Poste, crescono stress e patologie tra i consulenti finanziari
Lavorano oltre 40 ore settimanali, a fronte di un orario contrattuale di 36, e sono sottoposti a ritmi stressanti, con conseguenze significative sulle proprie condizione di salute, tanto che accusano in media quasi 3 patologie riconducibili al lavoro. Nonostante ciò, le denunce di malattie professionali è pressoché inesistente (1%), mentre il 33% afferma di essere stato vittima di un infortunio. Questo il quadro generale che emerge dall’indagine sulle condizioni di lavoro e di salute degli 8.000 consulenti finanziari di Poste italiane, promossa dalla Slc, il sindacato Cgil dei lavoratori della comunicazione, dal patronato Inca e dalla Fondazione Di Vittorio. Ricerca che ha interessato un ampio campione di lavoratori in Friuli Venezia Giulia, dove sono circa 200 i dipendenti del gruppo impegnati con queste mansioni, con una forte presenza di donne e un’età prevalentemente medio-alta.

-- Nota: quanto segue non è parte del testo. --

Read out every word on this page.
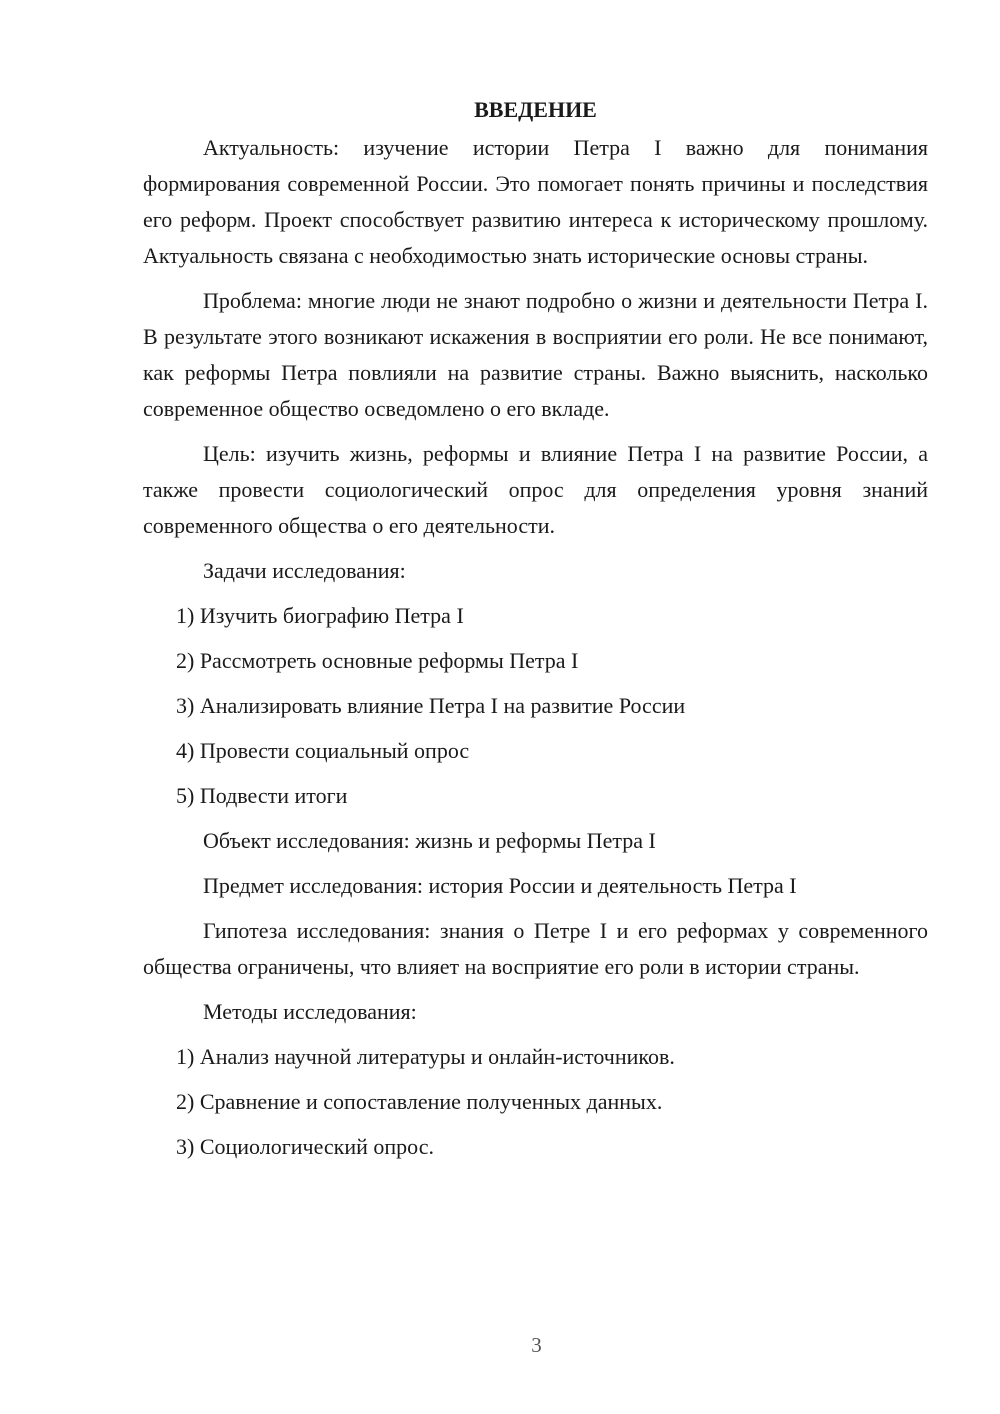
ВВЕДЕНИЕ

Актуальность: изучение истории Петра I важно для понимания формирования современной России. Это помогает понять причины и последствия его реформ. Проект способствует развитию интереса к историческому прошлому. Актуальность связана с необходимостью знать исторические основы страны.

Проблема: многие люди не знают подробно о жизни и деятельности Петра I. В результате этого возникают искажения в восприятии его роли. Не все понимают, как реформы Петра повлияли на развитие страны. Важно выяснить, насколько современное общество осведомлено о его вкладе.

Цель: изучить жизнь, реформы и влияние Петра I на развитие России, а также провести социологический опрос для определения уровня знаний современного общества о его деятельности.

Задачи исследования:
1) Изучить биографию Петра I
2) Рассмотреть основные реформы Петра I
3) Анализировать влияние Петра I на развитие России
4) Провести социальный опрос
5) Подвести итоги
Объект исследования: жизнь и реформы Петра I
Предмет исследования: история России и деятельность Петра I

Гипотеза исследования: знания о Петре I и его реформах у современного общества ограничены, что влияет на восприятие его роли в истории страны.

Методы исследования:
1) Анализ научной литературы и онлайн-источников.
2) Сравнение и сопоставление полученных данных.
3) Социологический опрос.
3
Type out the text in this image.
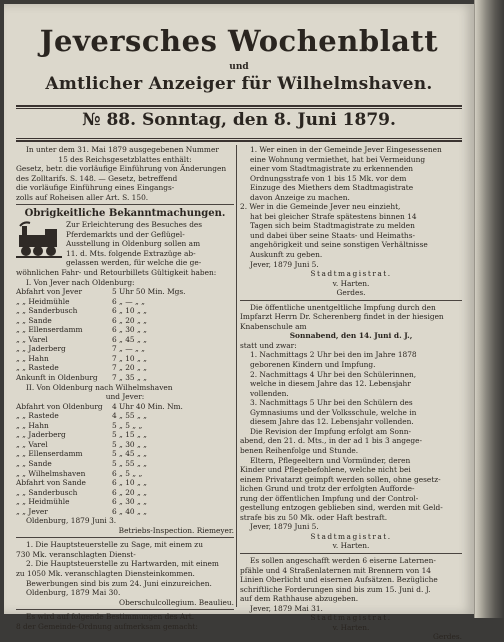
Jeversches Wochenblatt
und
Amtlicher Anzeiger für Wilhelmshaven.
№ 88. Sonntag, den 8. Juni 1879.
In unter dem 31. Mai 1879 ausgegebenen Nummer
15 des Reichsgesetzblattes enthält:
Gesetz, betr. die vorläufige Einführung von Änderungen
des Zolltarifs. S. 148. — Gesetz, betreffend
die vorläufige Einführung eines Eingangs-
zolls auf Roheisen aller Art. S. 150.
Obrigkeitliche Bekanntmachungen.
Zur Erleichterung des Besuches des
Pferdemarkts und der Geflügel-
Ausstellung in Oldenburg sollen am
11. d. Mts. folgende Extrazüge ab-
gelassen werden, für welche die ge-
wöhnlichen Fahr- und Retourbillets Gültigkeit haben:
I. Von Jever nach Oldenburg:
Abfahrt von Jever	5 Uhr 50 Min. Mgs.
„ „ Heidmühle	6 „ — „ „
„ „ Sanderbusch	6 „ 10 „ „
„ „ Sande	6 „ 20 „ „
„ „ Ellenserdamm	6 „ 30 „ „
„ „ Varel	6 „ 45 „ „
„ „ Jaderberg	7 „ — „ „
„ „ Hahn	7 „ 10 „ „
„ „ Rastede	7 „ 20 „ „
Ankunft in Oldenburg 7 „ 35 „ „
II. Von Oldenburg nach Wilhelmshaven
und Jever:
Abfahrt von Oldenburg 4 Uhr 40 Min. Nm.
„ „ Rastede	4 „ 55 „ „
„ „ Hahn	5 „ 5 „ „
„ „ Jaderberg	5 „ 15 „ „
„ „ Varel	5 „ 30 „ „
„ „ Ellenserdamm	5 „ 45 „ „
„ „ Sande	5 „ 55 „ „
„ „ Wilhelmshaven	6 „ 5 „ „
Abfahrt von Sande	6 „ 10 „ „
„ „ Sanderbusch	6 „ 20 „ „
„ „ Heidmühle	6 „ 30 „ „
„ „ Jever	6 „ 40 „ „
Oldenburg, 1879 Juni 3.
Betriebs-Inspection. Riemeyer.
1. Die Hauptsteuerstelle zu Sage, mit einem zu
730 Mk. veranschlagten Dienst-
2. Die Hauptsteuerstelle zu Hartwarden, mit einem
zu 1050 Mk. veranschlagten Diensteinkommen.
Bewerbungen sind bis zum 24. Juni einzureichen.
Oldenburg, 1879 Mai 30.
Oberschulcollegium. Beaulieu.
Es wird auf folgende Bestimmungen des Art.
8 der Gemeinde-Ordnung aufmerksam gemacht:
1. Wer einen in der Gemeinde Jever Eingesessenen
eine Wohnung vermiethet, hat bei Vermeidung
einer vom Stadtmagistrate zu erkennenden
Ordnungsstrafe von 1 bis 15 Mk. vor dem
Einzuge des Miethers dem Stadtmagistrate
davon Anzeige zu machen.
2. Wer in die Gemeinde Jever neu einzieht,
hat bei gleicher Strafe spätestens binnen 14
Tagen sich beim Stadtmagistrate zu melden
und dabei über seine Staats- und Heimaths-
angehörigkeit und seine sonstigen Verhältnisse
Auskunft zu geben.
Jever, 1879 Juni 5.
Stadtmagistrat.
v. Harten.
Gerdes.
Die öffentliche unentgeltliche Impfung durch den
Impfarzt Herrn Dr. Scherenberg findet in der hiesigen
Knabenschule am
Sonnabend, den 14. Juni d. J.,
statt und zwar:
1. Nachmittags 2 Uhr bei den im Jahre 1878
geborenen Kindern und Impfung.
2. Nachmittags 4 Uhr bei den Schülerinnen,
welche in diesem Jahre das 12. Lebensjahr
vollenden.
3. Nachmittags 5 Uhr bei den Schülern des
Gymnasiums und der Volksschule, welche in
diesem Jahre das 12. Lebensjahr vollenden.
Die Revision der Impfung erfolgt am Sonn-
abend, den 21. d. Mts., in der ad 1 bis 3 angege-
benen Reihenfolge und Stunde.
Eltern, Pflegeeltern und Vormünder, deren
Kinder und Pflegebefohlene, welche nicht bei
einem Privatarzt geimpft werden sollen, ohne gesetz-
lichen Grund und trotz der erfolgten Aufforde-
rung der öffentlichen Impfung und der Control-
gestellung entzogen geblieben sind, werden mit Geld-
strafe bis zu 50 Mk. oder Haft bestraft.
Jever, 1879 Juni 5.
Stadtmagistrat.
v. Harten.
Es sollen angeschafft werden 6 eiserne Laternen-
pfähle und 4 Straßenlaternen mit Brennern von 14
Linien Oberlicht und eisernen Aufsätzen. Bezügliche
schriftliche Forderungen sind bis zum 15. Juni d. J.
auf dem Rathhause abzugeben.
Jever, 1879 Mai 31.
Stadtmagistrat.
v. Harten.
Gerdes.
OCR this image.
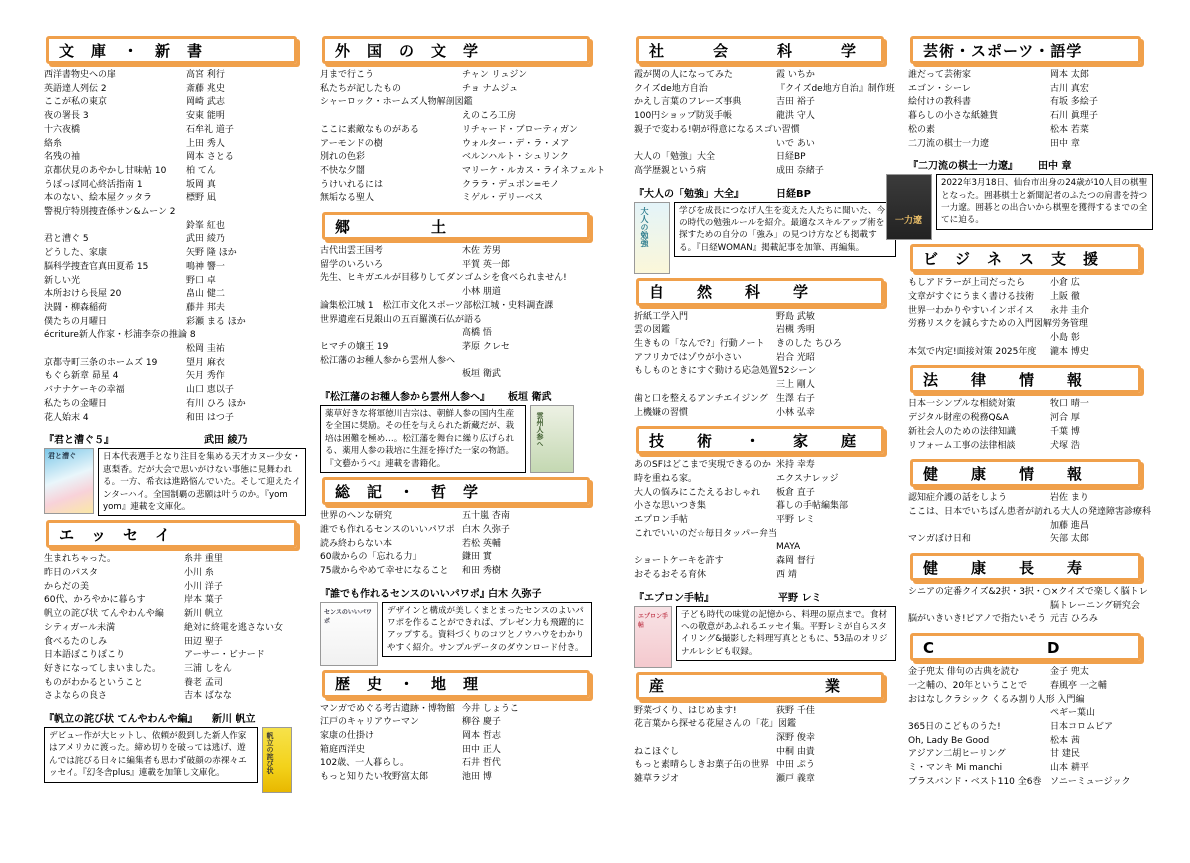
文　庫　・　新　書
西洋書物史への扉	高宮 利行
英語達人列伝 2	斎藤 兆史
ここが私の東京	岡崎 武志
夜の署長 3	安東 能明
十六夜橋	石牟礼 道子
絡糸	上田 秀人
名残の袖	岡本 さとる
京都伏見のあやかし甘味帖 10	柏 てん
うぽっぽ同心終活指南 1	坂岡 真
本のない、絵本屋クッタラ	標野 凪
警視庁特別捜査係サン&ムーン 2
鈴峯 紅也
君と漕ぐ 5	武田 綾乃
どうした、家康	矢野 隆 ほか
脳科学捜査官真田夏希 15	鳴神 響一
新しい光	野口 卓
本所おけら長屋 20	畠山 健二
決闘・柳森稲荷	藤井 邦夫
僕たちの月曜日	彩瀬 まる ほか
écriture新人作家・杉浦李奈の推論 8
松岡 圭祐
京都寺町三条のホームズ 19	望月 麻衣
もぐら新章 昴星 4	矢月 秀作
バナナケーキの幸福	山口 恵以子
私たちの金曜日	有川 ひろ ほか
花人始末 4	和田 はつ子
『君と漕ぐ５』	武田 綾乃
君と漕ぐ	日本代表選手となり注目を集める天才カヌー少女・恵梨香。だが大会で思いがけない事態に見舞われる。一方、希衣は進路悩んでいた。そして迎えたインターハイ。全国制覇の悲願は叶うのか。『yom yom』連載を文庫化。
エ　ッ　セ　イ
生まれちゃった。	糸井 重里
昨日のパスタ	小川 糸
からだの美	小川 洋子
60代、かろやかに暮らす	岸本 葉子
帆立の詫び状 てんやわんや編	新川 帆立
シティガール未満	絶対に終電を逃さない女
食べるたのしみ	田辺 聖子
日本語ぽこりぽこり	アーサー・ビナード
好きになってしまいました。	三浦 しをん
ものがわかるということ	養老 孟司
さよならの良さ	吉本 ばなな
『帆立の詫び状 てんやわんや編』	新川 帆立
デビュー作が大ヒットし、依頼が殺到した新人作家はアメリカに渡った。締め切りを破っては逃げ、遊んでは詫びる日々に編集者も思わず破顔の赤裸々エッセイ。『幻冬舎plus』連載を加筆し文庫化。	帆立の詫び状
外　国　の　文　学
月まで行こう	チャン リュジン
私たちが記したもの	チョ ナムジュ
シャーロック・ホームズ人物解剖図鑑
えのころ工房
ここに素敵なものがある	リチャード・ブローティガン
アーモンドの樹	ウォルター・デ・ラ・メア
別れの色彩	ベルンハルト・シュリンク
不快な夕闇	マリーケ・ルカス・ライネフェルト
うけいれるには	クララ・デュポン=モノ
無垢なる聖人	ミゲル・デリーベス
郷　　　　　土
古代出雲王国考	木佐 芳男
留学のいろいろ	平賀 英一郎
先生、ヒキガエルが目移りしてダンゴムシを食べられません!
小林 朋道
論集松江城 1　松江市文化スポーツ部松江城・史料調査課
世界遺産石見銀山の五百羅漢石仏が語る
高橋 悟
ヒマチの嬢王 19	茅原 クレセ
松江藩のお種人参から雲州人参へ
板垣 衛武
『松江藩のお種人参から雲州人参へ』	板垣 衛武
薬草好きな将軍徳川吉宗は、朝鮮人参の国内生産を全国に奨励。その任を与えられた新藏だが、栽培は困難を極め…。松江藩を舞台に繰り広げられる、薬用人参の栽培に生涯を捧げた一家の物語。『文藝かうべ』連載を書籍化。
雲州人参へ
総　記　・　哲　学
世界のへンな研究	五十嵐 杏南
誰でも作れるセンスのいいパワポ 白木 久弥子
読み終わらない本	若松 英輔
60歳からの「忘れる力」	鎌田 實
75歳からやめて幸せになること	和田 秀樹
『誰でも作れるセンスのいいパワポ』
白木 久弥子
センスのいいパワポ
デザインと構成が美しくまとまったセンスのよいパワポを作ることができれば、プレゼン力も飛躍的にアップする。資料づくりのコツとノウハウをわかりやすく紹介。サンプルデータのダウンロード付き。
歴　史　・　地　理
マンガでめぐる考古遺跡・博物館 今井 しょうこ
江戸のキャリアウーマン	柳谷 慶子
家康の仕掛け	岡本 哲志
箱庭西洋史	田中 正人
102歳、一人暮らし。	石井 哲代
もっと知りたい牧野富太郎	池田 博
社　　　会　　　科　　　学
霞が関の人になってみた	霞 いちか
クイズde地方自治	『クイズde地方自治』制作班
かえし言葉のフレーズ事典	吉田 裕子
100円ショップ防災手帳	龍洪 守人
親子で変わる!朝が得意になるスゴい習慣
いで あい
大人の「勉強」大全	日経BP
高学歴親という病	成田 奈緒子
『大人の「勉強」大全』	日経BP
大人の勉強	学びを成長につなげ人生を変えた人たちに聞いた、今の時代の勉強ルールを紹介。最適なスキルアップ術を探すための自分の「強み」の見つけ方なども掲載する。『日経WOMAN』掲載記事を加筆、再編集。
自　　然　　科　　学
折紙工学入門	野島 武敏
雲の図鑑	岩槻 秀明
生きもの「なんで?」行動ノート	きのした ちひろ
アフリカではゾウが小さい	岩合 光昭
もしものときにすぐ動ける応急処置52シーン
三上 剛人
歯と口を整えるアンチエイジング 生澤 右子
上機嫌の習慣	小林 弘幸
技　　術　　・　　家　　庭
あのSFはどこまで実現できるのか 米持 幸寿
時を重ねる家。	エクスナレッジ
大人の悩みにこたえるおしゃれ	板倉 直子
小さな思いつき集	暮しの手帖編集部
エプロン手帖	平野 レミ
これでいいのだ☆毎日タッパー弁当
MAYA
ショートケーキを許す	森岡 督行
おそるおそる育休	西 靖
『エプロン手帖』	平野 レミ
エプロン手帖
子ども時代の味覚の記憶から、料理の原点まで。食材への敬意があふれるエッセイ集。平野レミが自らスタイリング&撮影した料理写真とともに、53品のオリジナルレシピも収録。
産　　　　　　　　　　業
野菜づくり、はじめます!	荻野 千佳
花言葉から探せる花屋さんの「花」図鑑
深野 俊幸
ねこほぐし	中桐 由貴
もっと素晴らしきお菓子缶の世界 中田 ぷう
雑草ラジオ	瀬戸 義章
芸術・スポーツ・語学
誰だって芸術家	岡本 太郎
エゴン・シーレ	古川 真宏
絵付けの教科書	有坂 多絵子
暮らしの小さな紙雑貨	石川 眞理子
松の素	松本 若菜
二刀流の棋士一力遼	田中 章
『二刀流の棋士一力遼』	田中 章
一力遼
2022年3月18日、仙台市出身の24歳が10人目の棋聖となった。囲碁棋士と新聞記者のふたつの肩書を持つ一力遼。囲碁との出合いから棋聖を獲得するまでの全てに迫る。
ビ　ジ　ネ　ス　支　援
もしアドラーが上司だったら	小倉 広
文章がすぐにうまく書ける技術	上阪 徹
世界一わかりやすいインボイス	永井 圭介
労務リスクを減らすための入門図解労务管理
小島 彰
本気で内定!面接対策 2025年度	瀧本 博史
法　　律　　情　　報
日本一シンプルな相続対策	牧口 晴一
デジタル財産の税務Q&A	河合 厚
新社会人のための法律知識	千葉 博
リフォーム工事の法律相談	犬塚 浩
健　　康　　情　　報
認知症介護の話をしよう	岩佐 まり
ここは、日本でいちばん患者が訪れる大人の発達障害診療科
加藤 進昌
マンガぼけ日和	矢部 太郎
健　　康　　長　　寿
シニアの定番クイズ&2択・3択・○×クイズで楽しく脳トレ
脳トレーニング研究会
脳がいきいき!ピアノで指たいそう 元吉 ひろみ
C　　　　　　　D
金子兜太 俳句の古典を読む	金子 兜太
一之輔の、20年ということで	春風亭 一之輔
おはなしクラシック くるみ割り人形 入門編
ペギー葉山
365日のこどものうた!	日本コロムビア
Oh, Lady Be Good	松本 茜
アジアン二胡ヒーリング	甘 建民
ミ・マンキ Mi manchi	山本 耕平
ブラスバンド・ベスト110 全6巻 ソニーミュージック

«I risultati – spiega la coordinatrice regionale Slc-Cgil Mirella Iacone – evidenziano come principali criticità una forte incidenza di patologie muscolo-scheletriche, dovute alla scarsa ergonomicità delle postazioni di lavoro, e una situazione diffusa di stress legato alle pressioni commerciali dell’azienda». Più nel dettaglio, un’ampia maggioranza degli intervistati lamenta di svolgere il proprio lavoro con scadenze rigide e strette (72%), a ritmi elevati (82%) e con un notevole impegno cognitivo (85%). Si tratta di valori molto elevati, che crescono anche fino al 90% tra quanti affermano di svolgere parte del proprio lavoro al di fuori dell’orario previsto. Il 53,5% degli intervistati, inoltre, dichiara di non poter mai scegliere o cambiare i metodi di lavoro e il 26,5% afferma di non poter gestire le pause o i turni in base alle proprie esigenze.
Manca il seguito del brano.